Tal y como su nombre lo dice, la diabetes juvenil es la que padecen los jóvenes menores de 20 años. En los últimos años se ha convertido en la segunda enfermedad crónica más común en la población infantil. Según estudios, la diabetes juvenil aparece principalmente entre los 4 y los 6 años. Sin embargo, con frecuencia surge durante la pubertad, a partir de los 14 y hasta los 16.

La diabetes es una enfermedad crónica que se caracteriza por los altos niveles de azúcar en la sangre o glucemia. Cuando este padecimiento aparece durante los primeros años de vida, es conocida con el nombre de diabetes juvenil.

Anteriormente, y durante esta edad, la diabetes emergía únicamente en su modalidad del tipo 1; por esta razón los doctores la llamaban “diabetes juvenil”. No obstante con el paso del tiempo y los altos índices de obesidad infantil, son muchos los jóvenes que se han visto afectados por la tipo 2.

La deficiencia del páncreas para producir insulina, hormona que ayuda a la glucosa a entrar en las células para proporcionarles energía, es la principal característica de esta patología en su clasificación tipo 1, que hoy día se manifiesta en mayor medida en los jóvenes.

Esta carencia de insulina que impide que la glucosa alimente las células, ocasiona que el azúcar se concentre en la sangre y progresivamente dañe los órganos, el sistema vascular y el nervioso, produciendo también desequilibrio en la absorción de carbohidratos, proteínas y lípidos.

Aunque las tasas de mortalidad son muy bajas, dos de cada 100 defunciones en hombres y mujeres, para el gremio médico representan criterios de cuidado por cuanto los niveles de obesidad en niños y adolescentes se muestran en ascenso, llegando a presentar incluso diabetes tipo 2, que antes era frecuente en adultos.

Cuidados a tiempo

Sin importar el sexo, esta enfermedad ataca silenciosamente y se agrava si no la detectamos a tiempo y aplicamos el control médico requerido de manera permanente, que fundamentalmente está basado en el aporte de insulina al cuerpo.

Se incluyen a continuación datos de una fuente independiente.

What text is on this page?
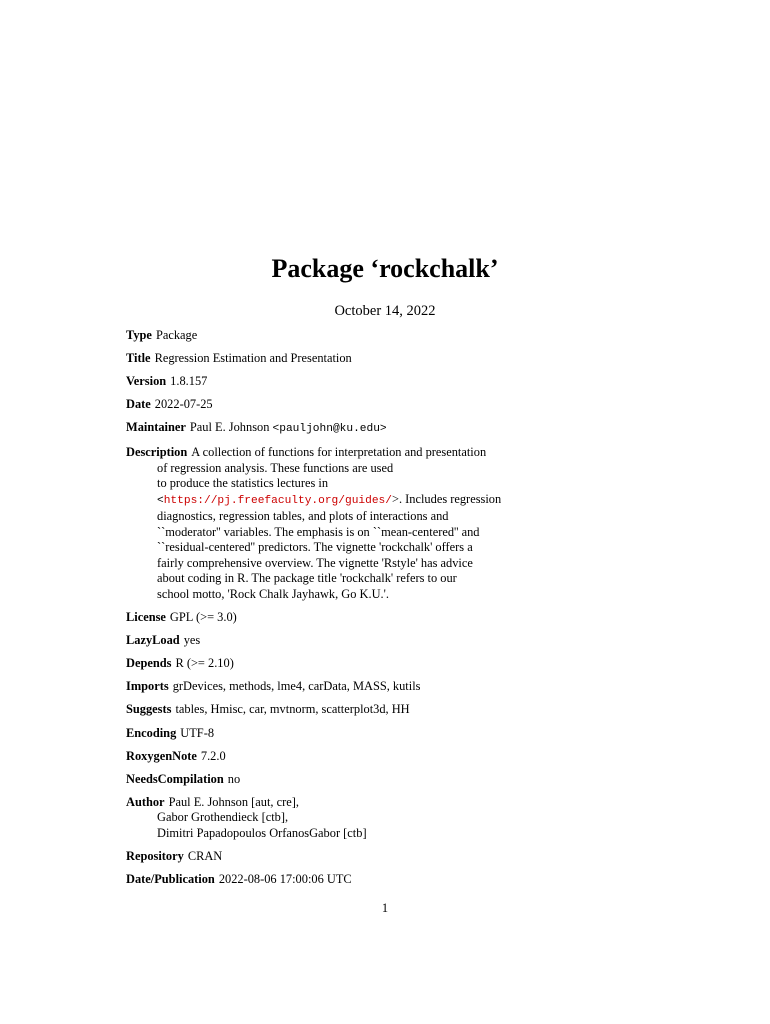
Package ‘rockchalk’
October 14, 2022
Type Package
Title Regression Estimation and Presentation
Version 1.8.157
Date 2022-07-25
Maintainer Paul E. Johnson <pauljohn@ku.edu>
Description A collection of functions for interpretation and presentation
of regression analysis. These functions are used
to produce the statistics lectures in
<https://pj.freefaculty.org/guides/>. Includes regression
diagnostics, regression tables, and plots of interactions and
``moderator'' variables. The emphasis is on ``mean-centered'' and
``residual-centered'' predictors. The vignette 'rockchalk' offers a
fairly comprehensive overview. The vignette 'Rstyle' has advice
about coding in R. The package title 'rockchalk' refers to our
school motto, 'Rock Chalk Jayhawk, Go K.U.'.
License GPL (>= 3.0)
LazyLoad yes
Depends R (>= 2.10)
Imports grDevices, methods, lme4, carData, MASS, kutils
Suggests tables, Hmisc, car, mvtnorm, scatterplot3d, HH
Encoding UTF-8
RoxygenNote 7.2.0
NeedsCompilation no
Author Paul E. Johnson [aut, cre],
Gabor Grothendieck [ctb],
Dimitri Papadopoulos OrfanosGabor [ctb]
Repository CRAN
Date/Publication 2022-08-06 17:00:06 UTC
1
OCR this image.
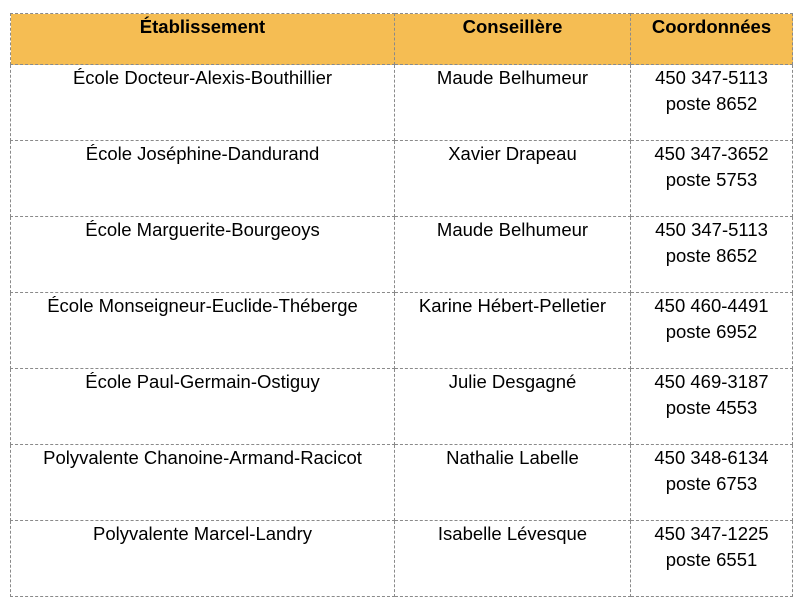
Établissement	Conseillère	Coordonnées
École Docteur-Alexis-Bouthillier	Maude Belhumeur	450 347-5113
poste 8652

École Joséphine-Dandurand	Xavier Drapeau	450 347-3652
poste 5753

École Marguerite-Bourgeoys	Maude Belhumeur	450 347-5113
poste 8652

École Monseigneur-Euclide-Théberge	Karine Hébert-Pelletier	450 460-4491
poste 6952

École Paul-Germain-Ostiguy	Julie Desgagné	450 469-3187
poste 4553

Polyvalente Chanoine-Armand-Racicot	Nathalie Labelle	450 348-6134
poste 6753

Polyvalente Marcel-Landry	Isabelle Lévesque	450 347-1225
poste 6551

Por ello, es importante proveer a los hijos una alimentación balanceada desde niños, para que aseguren su bienestar el día de mañana. Insistir en buenos hábitos alimenticios, comer frutas, verduras, hortalizas y proteínas animales bajas en grasa, ayudarán a que tu pequeño se mantenga saludable.

De igual modo, generar en ellos la necesidad de hacer ejercicios o incentivarlos a practicar algún deporte, es elemental para su desarrollo. Sólo de esa manera se mantendrán activos, alejados del televisor, computadoras y videojuegos, ocupando su tiempo en una sana actividad.

 

¿Cómo afecta?

La diabetes tipo 1, o juvenil, es una enfermedad muy ligada a los padecimientos de carácter autoinmune. Esto se debe a que es tu mismo organismo quien la ocasiona. Por razones que hasta ahora los científicos desconocen, las células Beta del páncreas se destruyen.

Estas células son las encargadas de producir la insulina, hormona que regula tu nivel de azúcar en la sangre, preparando su traslado hasta el resto del cuerpo para que la aproveches.

Como no es producida, si padeces esta enfermedad necesitarás que la insulina venga desde el exterior. Para ello es necesario que te la administren a través de ampollas, en varios momentos del día.

Genética

No hay forma de prevenir la diabetes tipo 1. Hasta ahora, la ciencia solo ha podido determinar dos factores ligados a su aparición.

La primera es tener familiares cercanos que padezcan esta enfermedad. Cuando es un padre o un hermano quien la tiene, el riesgo de contraerla es del 10 %, mientras que cuando es su mamá es del 4 %.

Otro factor es la raza. Si eres de ascendencia latinoamericana, africana, asiático-americano o de las islas del Pacífico, tu riesgo aumenta.